精製された砂糖や炭水化物、脂肪の配合が依存性の原因だった

 大西睦子

 食、医療など“健康”にまつわる情報は日々更新され、あふれています。この連載では、現在米国ボストン在住の大西睦子氏が、ハーバード大学における食事や遺伝子と病気に関する基礎研究の経験、論文や米国での状況などを交えながら、健康や医療に関するさまざまな疑問や話題を、グローバルな視点で解説していきます。
 ポテトチップスなどのスナック菓子を、一気に1袋開けてしまったとか、翌日もまたすごく食べたくなってしまったという経験がはありませんか? こうした加工食品は依存性が高いという研究報告を解説していきます。

ある種の食べ物は依存症を誘発するし、食べ過ぎて肥満の原因になる

 2015年2月18日、科学雑誌「PLoS One」に、米国ミシガン大学の研究者らがどんな食品が依存症になりやすいかという、非常に興味深い研究結果を発表しました。

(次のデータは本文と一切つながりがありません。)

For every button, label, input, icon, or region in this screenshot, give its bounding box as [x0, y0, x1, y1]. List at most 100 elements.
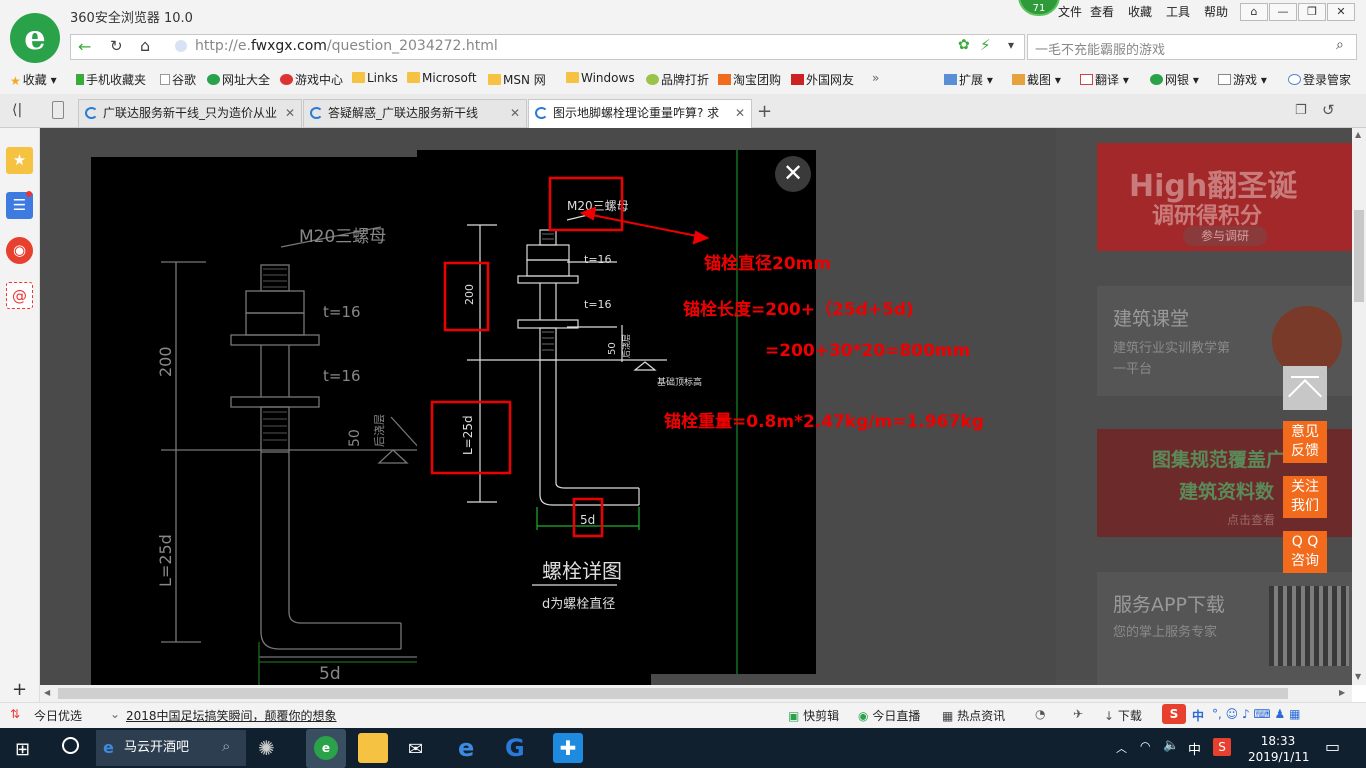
app-title: 服务APP下载: [1113, 594, 1225, 616]
cortana-icon[interactable]: [62, 737, 79, 754]
chevron-down-icon[interactable]: ▾: [1008, 38, 1014, 52]
more-bookmarks-icon[interactable]: »: [872, 71, 879, 85]
extensions-button[interactable]: 扩展 ▾: [944, 71, 993, 88]
search-input[interactable]: 一毛不充能霸服的游戏: [1035, 39, 1165, 58]
tab-close-icon[interactable]: ✕: [285, 100, 295, 126]
back-to-top-button[interactable]: [1283, 366, 1327, 413]
login-manager-button[interactable]: 登录管家: [1288, 71, 1351, 88]
new-tab-button[interactable]: +: [757, 101, 772, 122]
site-info-icon[interactable]: [175, 40, 187, 52]
tab-current[interactable]: 图示地脚螺栓理论重量咋算? 求 ✕: [528, 99, 752, 128]
bg-dim-note: 后浇层: [373, 414, 386, 447]
back-icon[interactable]: ←: [78, 37, 91, 56]
scroll-up-icon[interactable]: ▲: [1355, 130, 1361, 139]
bookmark-links[interactable]: Links: [352, 71, 398, 85]
live-button[interactable]: ◉ 今日直播: [858, 707, 920, 724]
bookmark-hao[interactable]: 网址大全: [207, 71, 270, 88]
quick-edit-button[interactable]: ▣ 快剪辑: [788, 707, 839, 724]
refresh-icon[interactable]: ↻: [110, 37, 123, 55]
ad-christmas-banner[interactable]: High翻圣诞 调研得积分 参与调研: [1097, 143, 1355, 251]
close-icon[interactable]: ✕: [775, 156, 811, 192]
online-bank-button[interactable]: 网银 ▾: [1150, 71, 1199, 88]
bookmark-google[interactable]: 谷歌: [160, 71, 196, 88]
mobile-icon[interactable]: [52, 101, 64, 119]
edge-browser-icon[interactable]: e: [458, 734, 474, 762]
tab-restore-icon[interactable]: ❐: [1295, 103, 1307, 118]
scroll-right-icon[interactable]: ▶: [1339, 688, 1345, 697]
today-picks[interactable]: 今日优选: [34, 707, 82, 724]
news-link[interactable]: 2018中国足坛搞笑瞬间，颠覆你的想象: [126, 707, 337, 724]
scroll-down-icon[interactable]: ▼: [1355, 672, 1361, 681]
screenshot-button[interactable]: 截图 ▾: [1012, 71, 1061, 88]
bookmark-favorites[interactable]: ★ 收藏 ▾: [10, 71, 57, 88]
network-icon[interactable]: ◠: [1140, 739, 1150, 753]
menu-file[interactable]: 文件: [1058, 3, 1082, 20]
horizontal-scroll-thumb[interactable]: [58, 688, 1288, 699]
speed-mode-icon[interactable]: ⚡: [980, 36, 991, 54]
tab-guanglianda[interactable]: 广联达服务新干线_只为造价从业 ✕: [78, 99, 302, 127]
ad1-button[interactable]: 参与调研: [1183, 226, 1267, 246]
mail-app-icon[interactable]: ✉: [408, 739, 423, 760]
swirl-app-icon[interactable]: ✺: [258, 736, 275, 760]
taskbar-360-browser[interactable]: e: [306, 729, 346, 768]
tray-sogou-icon[interactable]: S: [1213, 738, 1231, 756]
file-explorer-icon[interactable]: [358, 733, 388, 763]
tab-qa[interactable]: 答疑解惑_广联达服务新干线 ✕: [303, 99, 527, 127]
menu-favorites[interactable]: 收藏: [1128, 3, 1152, 20]
bookmark-microsoft[interactable]: Microsoft: [407, 71, 477, 85]
vertical-scroll-thumb[interactable]: [1354, 210, 1364, 302]
ad2-button[interactable]: 点击查看: [1227, 511, 1275, 528]
bookmark-taobao[interactable]: 淘宝团购: [718, 71, 781, 88]
skin-icon[interactable]: ⌂: [1240, 3, 1268, 21]
games-button[interactable]: 游戏 ▾: [1218, 71, 1267, 88]
feedback-button[interactable]: 意见反馈: [1283, 421, 1327, 463]
plus-app-icon[interactable]: ✚: [553, 733, 583, 763]
taskbar-ime[interactable]: 中: [1188, 739, 1201, 758]
bookmark-mobile[interactable]: 手机收藏夹: [76, 71, 146, 88]
app-download-card[interactable]: 服务APP下载 您的掌上服务专家: [1097, 572, 1355, 685]
add-sidebar-icon[interactable]: +: [12, 679, 27, 700]
minimize-button[interactable]: —: [1269, 3, 1297, 21]
bookmark-msn[interactable]: MSN 网: [488, 71, 546, 88]
ime-mode[interactable]: 中: [1192, 707, 1204, 724]
pin-icon[interactable]: ✈: [1073, 707, 1083, 721]
mail-icon[interactable]: @: [6, 282, 33, 309]
menu-tools[interactable]: 工具: [1166, 3, 1190, 20]
bookmark-foreign[interactable]: 外国网友: [791, 71, 854, 88]
translate-button[interactable]: 翻译 ▾: [1080, 71, 1129, 88]
tray-chevron-icon[interactable]: ︿: [1116, 740, 1127, 756]
home-icon[interactable]: ⌂: [140, 36, 150, 55]
follow-us-button[interactable]: 关注我们: [1283, 476, 1327, 518]
glodon-app-icon[interactable]: G: [505, 734, 525, 762]
windows-start-icon[interactable]: ⊞: [15, 739, 30, 760]
search-icon[interactable]: ⌕: [1336, 37, 1344, 53]
security-shield-icon[interactable]: ✿: [958, 37, 970, 53]
menu-view[interactable]: 查看: [1090, 3, 1114, 20]
download-button[interactable]: ↓ 下载: [1104, 707, 1142, 724]
undo-close-icon[interactable]: ↺: [1322, 101, 1335, 119]
ime-toolbar-icons[interactable]: °, ☺ ♪ ⌨ ♟ ▦: [1212, 707, 1300, 721]
favorites-star-icon[interactable]: ★: [6, 147, 33, 174]
menu-help[interactable]: 帮助: [1204, 3, 1228, 20]
search-icon[interactable]: ⌕: [222, 737, 230, 755]
url-text[interactable]: http://e.fwxgx.com/question_2034272.html: [195, 38, 498, 54]
bookmark-games[interactable]: 游戏中心: [280, 71, 343, 88]
qq-consult-button[interactable]: Q Q咨询: [1283, 531, 1327, 573]
action-center-icon[interactable]: ▭: [1325, 737, 1340, 756]
sogou-ime-icon[interactable]: S: [1162, 704, 1186, 724]
browser-logo[interactable]: e: [10, 13, 60, 63]
bookmark-brand-sale[interactable]: 品牌打折: [646, 71, 709, 88]
weibo-icon[interactable]: ◉: [6, 237, 33, 264]
system-clock[interactable]: 18:33 2019/1/11: [1248, 733, 1310, 765]
maximize-button[interactable]: ❐: [1298, 3, 1326, 21]
volume-icon[interactable]: 🔈: [1163, 738, 1179, 753]
hot-news-button[interactable]: ▦ 热点资讯: [942, 707, 1005, 724]
scroll-left-icon[interactable]: ◀: [44, 688, 50, 697]
speed-icon[interactable]: ◔: [1035, 707, 1045, 721]
close-window-button[interactable]: ✕: [1327, 3, 1355, 21]
tab-close-icon[interactable]: ✕: [735, 100, 745, 126]
bookmark-windows[interactable]: Windows: [566, 71, 635, 85]
tab-close-icon[interactable]: ✕: [510, 100, 520, 126]
unread-dot: [26, 191, 32, 197]
sidebar-toggle-icon[interactable]: ⟨|: [12, 102, 22, 118]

さっそくご紹介しましょう。


 現在も、米国の肥満問題はかなり深刻です。

 太り過ぎや肥満の人口は増え続け、2030年には、85%以上の人が太り過ぎや肥満になるというデータがあるほどです。

 肥満関連の医療費は、現時点で米国の医療費の約10%を占めており、今後15年間でさらに増加し、約15%を占めるようになると予測されています。ただし短期間であれば減量効果が認められても、それが長期にわたって維持できるというような、肥満予防の治療法はほとんどありません。

 なぜ肥満は増えるのでしょうか? 原因として以下の4つが報告されています。

・エネルギー摂取量の増加
・食品が容易に手に入る環境
・飲食店における「1人前サイズ」の増量
・身体活動の低下

 これらに加えて、ある種の食べ物は依存症を誘発するので食べ過ぎることも、肥満の原因とされています。